INDIANAPOLIS – A new therapy has received fast-track approval for treatment of advanced stomach cancer.
The Food and Drug Administration has approved Cyramza (ramucirumab) to treat patients with gastroesophageal junction adenocarcinoma. Cyramza, marketed by Eli Lilly of Indianapolis, is an angiogenesis inhibitor that blocks the blood supply to tumors. It is intended for patients with unresectable cancer or metastatic cancer after being treated with a fluoropyrimidine- or platinum-containing therapy.
“Although the rates of stomach cancer in the United States have decreased over the past 40 years, patients require new treatment options, particularly when they no longer respond to other therapies,” said Richard Pazdur, MD, director of the Office of Hematology and Oncology Products in the FDA’s Center for Drug Evaluation and Research. “Cyramza is new treatment option that has demonstrated an ability to extend patients’ lives and slow tumor growth.”
Cyramza’s safety and effectiveness were evaluated in a clinical trial of 355 participants with unresectable or metastatic stomach or gastroesophageal junction cancer. Results indicated that participants treated with Cyramza had a median overall survival of 5.2 months compared to 3.8 months in participants receiving placebo. Additionally, participants who took Cyramza experienced a delay in tumor growth compared to participants who were given placebo. Results from a second clinical trial that evaluated the efficacy of Cyramza plus paclitaxel vs. paclitaxel alone also showed an improvement in overall survival.

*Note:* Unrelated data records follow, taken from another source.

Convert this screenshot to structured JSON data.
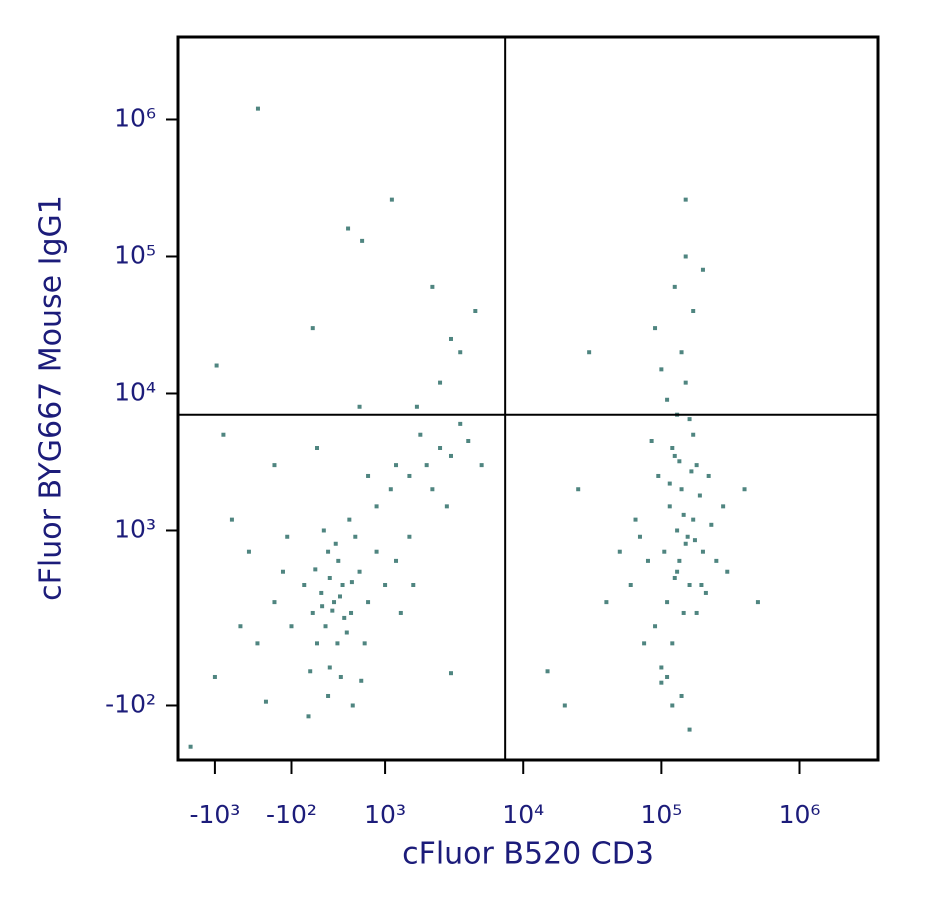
{
  "chart_data": {
    "type": "scatter",
    "xlabel": "cFluor B520 CD3",
    "ylabel": "cFluor BYG667 Mouse IgG1",
    "xscale": "biexponential",
    "yscale": "biexponential",
    "color": "#4f8580",
    "xlim": [
      -1850,
      3700000
    ],
    "ylim": [
      -250,
      4000000
    ],
    "xticks": [
      {
        "value": -1000,
        "label": "-10³"
      },
      {
        "value": -100,
        "label": "-10²"
      },
      {
        "value": 1000,
        "label": "10³"
      },
      {
        "value": 10000,
        "label": "10⁴"
      },
      {
        "value": 100000,
        "label": "10⁵"
      },
      {
        "value": 1000000,
        "label": "10⁶"
      }
    ],
    "yticks": [
      {
        "value": -100,
        "label": "-10²"
      },
      {
        "value": 1000,
        "label": "10³"
      },
      {
        "value": 10000,
        "label": "10⁴"
      },
      {
        "value": 100000,
        "label": "10⁵"
      },
      {
        "value": 1000000,
        "label": "10⁶"
      }
    ],
    "quadrant_x": 7400,
    "quadrant_y": 7000,
    "x": [
      400,
      300,
      500,
      600,
      200,
      700,
      350,
      450,
      550,
      250,
      800,
      150,
      -100,
      -300,
      900,
      650,
      120,
      480,
      330,
      620,
      1000,
      1200,
      -500,
      -200,
      50,
      420,
      760,
      280,
      580,
      900,
      1500,
      -600,
      -700,
      -400,
      100,
      720,
      350,
      470,
      520,
      380,
      260,
      440,
      610,
      180,
      330,
      1300,
      1600,
      -150,
      -800,
      1100,
      1500,
      2000,
      2500,
      1800,
      3000,
      2200,
      1200,
      4000,
      800,
      3500,
      2800,
      5000,
      1700,
      2500,
      3000,
      4500,
      -300,
      -900,
      700,
      200,
      -494,
      1120,
      565,
      730,
      -980,
      150,
      2200,
      3500,
      130000,
      110000,
      150000,
      170000,
      90000,
      120000,
      140000,
      180000,
      100000,
      160000,
      200000,
      80000,
      130000,
      115000,
      145000,
      170000,
      130000,
      110000,
      150000,
      120000,
      190000,
      230000,
      250000,
      60000,
      70000,
      95000,
      125000,
      160000,
      140000,
      100000,
      170000,
      125000,
      150000,
      200000,
      90000,
      110000,
      140000,
      160000,
      120000,
      100000,
      180000,
      210000,
      75000,
      65000,
      50000,
      40000,
      300000,
      280000,
      220000,
      85000,
      135000,
      155000,
      105000,
      125000,
      145000,
      175000,
      195000,
      115000,
      165000,
      135000,
      150000,
      3000,
      15000,
      25000,
      20000,
      500000,
      400000,
      30000,
      -1000,
      -1500
    ],
    "y": [
      300,
      200,
      400,
      250,
      150,
      500,
      100,
      600,
      180,
      350,
      300,
      250,
      200,
      300,
      700,
      900,
      80,
      50,
      -50,
      -100,
      400,
      600,
      150,
      500,
      400,
      800,
      150,
      1000,
      1200,
      1500,
      900,
      700,
      200,
      -80,
      -120,
      30,
      450,
      330,
      230,
      260,
      280,
      150,
      420,
      520,
      700,
      250,
      400,
      900,
      1200,
      2000,
      2500,
      3000,
      4000,
      5000,
      3500,
      2000,
      3000,
      4500,
      2500,
      6000,
      1500,
      3000,
      8000,
      12000,
      25000,
      40000,
      3000,
      5000,
      8000,
      4000,
      1200000,
      260000,
      160000,
      130000,
      16000,
      30000,
      60000,
      20000,
      500,
      300,
      800,
      1200,
      200,
      150,
      2000,
      3000,
      100,
      400,
      700,
      600,
      1000,
      1500,
      250,
      5000,
      7000,
      9000,
      12000,
      4000,
      1800,
      1100,
      600,
      400,
      900,
      2500,
      3500,
      6500,
      20000,
      15000,
      40000,
      60000,
      100000,
      80000,
      30000,
      50,
      -50,
      -150,
      -100,
      20,
      250,
      350,
      150,
      1200,
      700,
      300,
      500,
      1500,
      2500,
      4500,
      600,
      900,
      700,
      450,
      1300,
      850,
      400,
      2200,
      2700,
      3200,
      260000,
      70,
      80,
      2000,
      -100,
      300,
      2000,
      20000,
      50,
      -200
    ]
  }
}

Diarrhea and high blood pressure were common side effects experienced by Cyramza-treated participants during clinical testing.
The FDA reviewed Cyramza under its priority review program, which provides an expedited review for drugs that have the potential, at the time the application was submitted, to be a significant improvement in safety or effectiveness in the treatment of a serious condition. Cyramza was also granted orphan product designation because it is intended to treat a rare disease or condition.